Michelle, we love you and continue to pray for you, and it never crossed my mind to google anencephaly but now that you mention it I can see how that might feel demoralizing for little Ember. It's so wonderful that you know you'll get to know her someday.

Jaimey said...

hi Michelle, I am Melissa (Buquet) snapps' SIL and I too had an anencephaly baby in 2008. Jonathan. It was by far the hardest and most rewarding thing I have ever been through. I learn so much from him in the few short hours I held him and leading up to his birth. I feel blessed to be his mommy. And while all that is said it breaks my heart that yet another mommy and daddy have joined the angel babies club. It is a horrible club to be in but among so many good people. I am available with a listening ear (email if you prefer :) if you need to talk to someone who has been there. Many hugs. Thank you for sharing your story. ~Jaimey jsbuquet@gmail.com

Logan said...

I love you guys. Thanks for sharing, Michelle. I love how much you were able to bond with and get to know Ember during the time you were together. Hugs to all of you!
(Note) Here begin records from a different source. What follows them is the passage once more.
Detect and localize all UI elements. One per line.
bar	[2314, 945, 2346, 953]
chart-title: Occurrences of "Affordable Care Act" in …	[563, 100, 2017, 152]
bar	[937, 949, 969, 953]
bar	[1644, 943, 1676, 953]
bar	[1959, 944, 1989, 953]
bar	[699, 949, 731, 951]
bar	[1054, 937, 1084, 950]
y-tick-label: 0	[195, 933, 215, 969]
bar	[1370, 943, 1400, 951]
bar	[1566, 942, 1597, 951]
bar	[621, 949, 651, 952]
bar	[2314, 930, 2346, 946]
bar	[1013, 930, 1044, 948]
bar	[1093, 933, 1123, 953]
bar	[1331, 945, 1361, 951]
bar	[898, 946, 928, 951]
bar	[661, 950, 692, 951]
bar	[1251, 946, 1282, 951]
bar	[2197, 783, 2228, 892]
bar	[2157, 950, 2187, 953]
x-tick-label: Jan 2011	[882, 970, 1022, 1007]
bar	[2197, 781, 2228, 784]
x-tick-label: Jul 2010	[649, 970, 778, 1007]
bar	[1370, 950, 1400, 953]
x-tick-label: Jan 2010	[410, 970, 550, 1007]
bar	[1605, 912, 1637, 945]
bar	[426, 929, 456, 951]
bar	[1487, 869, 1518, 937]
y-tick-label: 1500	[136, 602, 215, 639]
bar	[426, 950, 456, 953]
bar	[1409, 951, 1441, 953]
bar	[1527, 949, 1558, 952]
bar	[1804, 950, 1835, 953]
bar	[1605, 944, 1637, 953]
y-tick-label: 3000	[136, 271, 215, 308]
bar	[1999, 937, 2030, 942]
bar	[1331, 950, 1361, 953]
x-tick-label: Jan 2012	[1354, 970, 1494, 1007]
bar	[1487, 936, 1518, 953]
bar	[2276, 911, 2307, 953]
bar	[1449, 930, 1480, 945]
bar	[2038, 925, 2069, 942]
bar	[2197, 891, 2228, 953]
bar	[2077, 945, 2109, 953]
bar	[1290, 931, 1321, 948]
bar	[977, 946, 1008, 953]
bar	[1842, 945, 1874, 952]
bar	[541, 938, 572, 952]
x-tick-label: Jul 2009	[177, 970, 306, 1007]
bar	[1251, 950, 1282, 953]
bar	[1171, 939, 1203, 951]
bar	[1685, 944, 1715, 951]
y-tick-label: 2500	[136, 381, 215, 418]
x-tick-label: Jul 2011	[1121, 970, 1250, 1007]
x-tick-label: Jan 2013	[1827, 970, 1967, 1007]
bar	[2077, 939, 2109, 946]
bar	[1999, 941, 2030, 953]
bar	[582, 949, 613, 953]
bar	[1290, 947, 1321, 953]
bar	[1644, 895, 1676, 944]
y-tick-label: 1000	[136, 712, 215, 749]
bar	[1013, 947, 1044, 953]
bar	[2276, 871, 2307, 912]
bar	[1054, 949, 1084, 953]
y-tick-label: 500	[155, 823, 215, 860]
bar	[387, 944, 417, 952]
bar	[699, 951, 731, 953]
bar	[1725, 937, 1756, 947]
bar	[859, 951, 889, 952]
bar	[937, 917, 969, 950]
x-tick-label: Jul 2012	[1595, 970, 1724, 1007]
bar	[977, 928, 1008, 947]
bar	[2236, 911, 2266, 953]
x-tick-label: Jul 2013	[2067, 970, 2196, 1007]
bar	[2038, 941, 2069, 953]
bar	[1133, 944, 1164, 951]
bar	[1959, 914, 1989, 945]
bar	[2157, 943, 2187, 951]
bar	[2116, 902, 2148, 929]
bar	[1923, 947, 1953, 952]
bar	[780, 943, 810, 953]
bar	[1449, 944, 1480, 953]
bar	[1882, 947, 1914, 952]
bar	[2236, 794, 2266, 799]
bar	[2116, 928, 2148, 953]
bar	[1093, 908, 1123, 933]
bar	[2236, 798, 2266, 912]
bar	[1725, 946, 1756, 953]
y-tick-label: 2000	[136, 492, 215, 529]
April and John Meaders said...

Michelle
Thanks you for letting us know. I miss you girl so much and with all of my heart I wish I could give you a hug. Death is so hard but I am grateful that we know we can be with our loved ones again, thank heaven's for the sealing power of temples huh. I just want you to know that I am here if you would like to talk at all and I want you to know that y'all have been in our thoughts and prayers. The one thing I know about death is that everyone handles it differently. So no matter how you are dealing with sweet Ember's death it is the right way for you. I love you so much and my heart breaks that you don't get to spend some more time with your sweet daughter. Thank you for sharing your feelings and faith. I love you. April (Terry) Meaders

Haley said...

Michelle, You are a strong daughter of God. I am so grateful for your strength for Ember and for fully comprehending Heavenly Fathers plan. Much love to you and Sheldon.